First, number the coins using Balanced Ternary. This is a ternary numeral system using the digits -, 0, and + to represent -1, 0, and 1.
For the sake of brevity I'm going to illustrate this using 12 coins, but this can be easily extended to larger numbers. Just add more trits to each number. (For example, 120 coins would require 5 trits, corresponding to 5 weighings.)
- 1 = 00+
- 2 = 0+-
- 3 = 0+0
- ...
- 11 = ++-
- 12 = ++0
Each of these can also be inverted by swapping each symbol.
- -1 = 00-
- -2 = 0-+
- -3 = 0-0
- ...
This numbering now tells us where to place the coins.
For the first weighing, put all the coins with a + in their first trit on the right pan, and all the coins with a - in their first trit in the left pan. Leave all the coins with a 0 in their first trit off. Then record the result: if it tips to the left, that's a -. If it tips to the right, that's a +. If it is balanced, that's a 0.

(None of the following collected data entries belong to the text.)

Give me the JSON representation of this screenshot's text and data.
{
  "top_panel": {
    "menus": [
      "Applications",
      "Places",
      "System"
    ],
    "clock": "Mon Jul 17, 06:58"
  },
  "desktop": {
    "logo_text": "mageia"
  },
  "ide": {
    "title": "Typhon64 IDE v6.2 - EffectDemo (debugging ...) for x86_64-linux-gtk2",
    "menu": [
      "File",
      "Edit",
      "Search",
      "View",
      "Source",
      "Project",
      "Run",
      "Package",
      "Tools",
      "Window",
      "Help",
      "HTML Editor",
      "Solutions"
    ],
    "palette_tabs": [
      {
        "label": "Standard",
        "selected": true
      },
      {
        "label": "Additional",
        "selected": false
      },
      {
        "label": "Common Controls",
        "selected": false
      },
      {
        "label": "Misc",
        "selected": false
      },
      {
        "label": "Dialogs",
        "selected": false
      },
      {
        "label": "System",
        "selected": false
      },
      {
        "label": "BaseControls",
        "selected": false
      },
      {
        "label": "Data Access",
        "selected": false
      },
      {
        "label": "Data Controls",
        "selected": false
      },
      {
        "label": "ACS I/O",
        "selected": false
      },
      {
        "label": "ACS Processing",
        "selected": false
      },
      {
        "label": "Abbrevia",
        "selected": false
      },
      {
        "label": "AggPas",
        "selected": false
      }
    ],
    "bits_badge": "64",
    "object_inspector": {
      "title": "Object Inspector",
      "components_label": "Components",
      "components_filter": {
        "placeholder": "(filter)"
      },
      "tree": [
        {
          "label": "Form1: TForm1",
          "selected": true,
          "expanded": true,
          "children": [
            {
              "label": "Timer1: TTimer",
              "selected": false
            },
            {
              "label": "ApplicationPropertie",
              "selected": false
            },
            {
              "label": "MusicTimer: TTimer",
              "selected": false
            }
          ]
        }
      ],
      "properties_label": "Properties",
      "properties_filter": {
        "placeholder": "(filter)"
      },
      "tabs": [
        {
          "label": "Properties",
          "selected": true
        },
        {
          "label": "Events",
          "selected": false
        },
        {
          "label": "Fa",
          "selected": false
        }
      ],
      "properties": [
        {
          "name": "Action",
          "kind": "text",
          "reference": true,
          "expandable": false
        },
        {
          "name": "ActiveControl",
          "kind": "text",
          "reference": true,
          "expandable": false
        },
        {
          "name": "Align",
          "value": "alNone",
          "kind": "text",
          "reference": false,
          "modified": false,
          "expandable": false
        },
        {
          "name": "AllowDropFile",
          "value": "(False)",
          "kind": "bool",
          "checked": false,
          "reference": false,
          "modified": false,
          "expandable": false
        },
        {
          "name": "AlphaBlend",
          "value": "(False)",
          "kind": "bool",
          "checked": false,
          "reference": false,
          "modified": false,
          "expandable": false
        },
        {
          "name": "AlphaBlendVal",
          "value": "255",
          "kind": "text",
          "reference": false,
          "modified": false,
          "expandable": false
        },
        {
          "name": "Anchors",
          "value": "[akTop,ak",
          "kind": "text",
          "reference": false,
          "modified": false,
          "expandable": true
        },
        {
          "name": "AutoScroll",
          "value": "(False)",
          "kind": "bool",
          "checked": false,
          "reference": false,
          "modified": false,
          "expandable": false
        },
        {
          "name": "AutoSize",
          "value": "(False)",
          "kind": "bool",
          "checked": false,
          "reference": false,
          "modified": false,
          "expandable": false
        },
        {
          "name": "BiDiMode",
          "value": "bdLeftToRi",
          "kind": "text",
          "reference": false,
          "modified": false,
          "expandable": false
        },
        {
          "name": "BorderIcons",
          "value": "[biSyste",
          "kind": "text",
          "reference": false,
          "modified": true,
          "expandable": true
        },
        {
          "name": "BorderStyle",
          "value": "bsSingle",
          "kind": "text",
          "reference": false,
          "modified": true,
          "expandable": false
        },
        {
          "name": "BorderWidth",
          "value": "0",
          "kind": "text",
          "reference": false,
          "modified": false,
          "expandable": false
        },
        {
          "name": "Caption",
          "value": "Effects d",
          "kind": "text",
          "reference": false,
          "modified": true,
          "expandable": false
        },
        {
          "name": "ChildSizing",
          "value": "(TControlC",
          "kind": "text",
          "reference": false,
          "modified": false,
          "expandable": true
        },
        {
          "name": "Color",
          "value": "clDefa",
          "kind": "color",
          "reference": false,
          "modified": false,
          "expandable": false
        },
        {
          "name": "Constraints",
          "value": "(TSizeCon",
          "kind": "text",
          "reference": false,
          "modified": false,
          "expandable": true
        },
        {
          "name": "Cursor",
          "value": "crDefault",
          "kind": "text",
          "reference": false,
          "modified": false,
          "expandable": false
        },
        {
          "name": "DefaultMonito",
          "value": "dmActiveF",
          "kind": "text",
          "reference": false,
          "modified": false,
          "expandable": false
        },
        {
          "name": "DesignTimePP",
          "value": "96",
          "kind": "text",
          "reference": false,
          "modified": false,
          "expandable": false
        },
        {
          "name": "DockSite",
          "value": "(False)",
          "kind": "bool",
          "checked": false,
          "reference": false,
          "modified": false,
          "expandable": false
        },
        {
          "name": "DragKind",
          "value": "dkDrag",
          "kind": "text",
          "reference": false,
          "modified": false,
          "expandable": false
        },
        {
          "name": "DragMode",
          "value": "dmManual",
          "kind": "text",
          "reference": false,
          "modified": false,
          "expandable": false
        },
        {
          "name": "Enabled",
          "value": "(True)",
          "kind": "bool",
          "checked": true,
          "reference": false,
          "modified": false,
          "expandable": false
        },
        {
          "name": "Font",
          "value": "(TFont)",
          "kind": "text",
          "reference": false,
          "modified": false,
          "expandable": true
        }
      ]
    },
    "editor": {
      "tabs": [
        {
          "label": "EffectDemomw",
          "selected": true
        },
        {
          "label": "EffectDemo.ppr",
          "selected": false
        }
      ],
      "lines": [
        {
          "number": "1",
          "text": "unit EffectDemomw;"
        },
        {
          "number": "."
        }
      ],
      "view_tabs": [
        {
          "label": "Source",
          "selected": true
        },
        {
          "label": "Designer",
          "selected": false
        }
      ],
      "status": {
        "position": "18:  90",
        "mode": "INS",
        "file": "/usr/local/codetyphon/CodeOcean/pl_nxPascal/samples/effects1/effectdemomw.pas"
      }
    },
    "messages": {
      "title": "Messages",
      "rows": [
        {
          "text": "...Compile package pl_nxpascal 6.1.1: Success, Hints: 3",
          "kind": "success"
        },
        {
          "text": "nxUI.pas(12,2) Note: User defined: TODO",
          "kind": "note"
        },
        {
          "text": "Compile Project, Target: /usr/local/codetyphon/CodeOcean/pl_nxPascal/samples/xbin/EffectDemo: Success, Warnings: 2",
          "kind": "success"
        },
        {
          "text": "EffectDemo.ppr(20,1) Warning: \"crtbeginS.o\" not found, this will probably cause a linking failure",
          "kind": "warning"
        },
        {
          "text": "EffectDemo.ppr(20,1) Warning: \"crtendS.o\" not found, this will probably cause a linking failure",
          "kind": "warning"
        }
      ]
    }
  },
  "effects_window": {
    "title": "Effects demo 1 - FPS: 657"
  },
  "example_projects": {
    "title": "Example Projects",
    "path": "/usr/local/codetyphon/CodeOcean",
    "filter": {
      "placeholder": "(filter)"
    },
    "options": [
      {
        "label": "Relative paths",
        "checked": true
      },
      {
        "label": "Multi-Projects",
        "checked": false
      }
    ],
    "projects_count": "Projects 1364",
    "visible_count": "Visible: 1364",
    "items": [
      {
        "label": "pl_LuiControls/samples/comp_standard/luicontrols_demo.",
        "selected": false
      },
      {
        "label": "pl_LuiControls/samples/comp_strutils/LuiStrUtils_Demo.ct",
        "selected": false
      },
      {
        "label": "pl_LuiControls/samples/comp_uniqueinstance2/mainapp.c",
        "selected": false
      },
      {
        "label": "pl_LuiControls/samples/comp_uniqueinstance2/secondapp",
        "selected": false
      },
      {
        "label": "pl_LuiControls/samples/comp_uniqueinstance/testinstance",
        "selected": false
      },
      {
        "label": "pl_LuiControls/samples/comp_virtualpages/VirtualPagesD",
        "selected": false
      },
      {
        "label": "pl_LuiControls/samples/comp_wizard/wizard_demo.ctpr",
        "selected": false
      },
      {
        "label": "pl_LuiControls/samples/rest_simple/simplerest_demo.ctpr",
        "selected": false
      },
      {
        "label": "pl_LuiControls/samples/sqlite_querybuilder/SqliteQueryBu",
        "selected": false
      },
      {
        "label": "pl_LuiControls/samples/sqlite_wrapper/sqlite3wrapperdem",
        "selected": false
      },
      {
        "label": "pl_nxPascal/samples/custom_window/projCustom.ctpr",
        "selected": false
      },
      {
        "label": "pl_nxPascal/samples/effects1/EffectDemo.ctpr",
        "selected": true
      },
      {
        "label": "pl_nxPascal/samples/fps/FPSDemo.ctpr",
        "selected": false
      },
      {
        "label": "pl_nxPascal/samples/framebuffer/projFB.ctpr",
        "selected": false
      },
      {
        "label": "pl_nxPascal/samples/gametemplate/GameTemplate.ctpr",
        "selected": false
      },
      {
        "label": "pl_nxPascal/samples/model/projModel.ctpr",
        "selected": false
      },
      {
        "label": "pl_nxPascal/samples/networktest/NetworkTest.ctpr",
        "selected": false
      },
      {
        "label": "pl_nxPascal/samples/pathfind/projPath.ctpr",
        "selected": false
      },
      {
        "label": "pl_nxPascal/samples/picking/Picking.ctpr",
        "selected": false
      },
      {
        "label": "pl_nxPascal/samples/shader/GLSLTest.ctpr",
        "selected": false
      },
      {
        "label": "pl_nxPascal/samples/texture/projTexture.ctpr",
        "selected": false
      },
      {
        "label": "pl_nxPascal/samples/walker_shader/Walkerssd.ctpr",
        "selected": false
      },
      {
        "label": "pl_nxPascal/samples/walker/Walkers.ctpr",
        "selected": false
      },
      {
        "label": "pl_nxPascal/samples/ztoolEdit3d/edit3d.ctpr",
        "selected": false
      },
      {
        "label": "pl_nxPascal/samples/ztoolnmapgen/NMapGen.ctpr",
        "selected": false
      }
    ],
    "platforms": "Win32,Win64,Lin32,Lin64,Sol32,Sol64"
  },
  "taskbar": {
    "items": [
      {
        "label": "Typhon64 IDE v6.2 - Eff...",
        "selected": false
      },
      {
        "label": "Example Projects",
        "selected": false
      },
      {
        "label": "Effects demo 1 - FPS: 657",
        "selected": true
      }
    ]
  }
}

Repeat as many times as necessary, then look at the number you've recorded. With 12 coins there will be three weighings, so the result might be e.g. +-+ (tipped to the right, tipped to the left, tipped to the right). This is the number of the false coin. If it's positive, that coin is heavier. If it's negative, that coin is lighter. If the number is zero, no coin was fake.
HOWEVER, this doesn't actually work precisely as I have written it. No positive number has a - in its first trit, so the first weighing will have one pan empty. Unless you have a stock of real coins to compare against (a variant of the problem), it won't be a useful measurement.
So we need to invert some of the coins' numbers (so coin 5 might become coin -5), then interpret the result differently if one of these is chosen: a negative number will now mean that the fake coin is heavier, and a positive number that it is lighter.
This is where I got stuck in my own experimentation, but some web research indicates that John Conway came up with a very clever way to determine which ones to flip: go through the coins, and look at the first "change" in the sequence. If it is - to 0, or 0 to +, or + to -, keep it positive. Otherwise, invert that number.
This isn't as elegant as I would like—it feels like there should be some way to decide mathematically which numbers to invert. But for now, that solution is the best I have.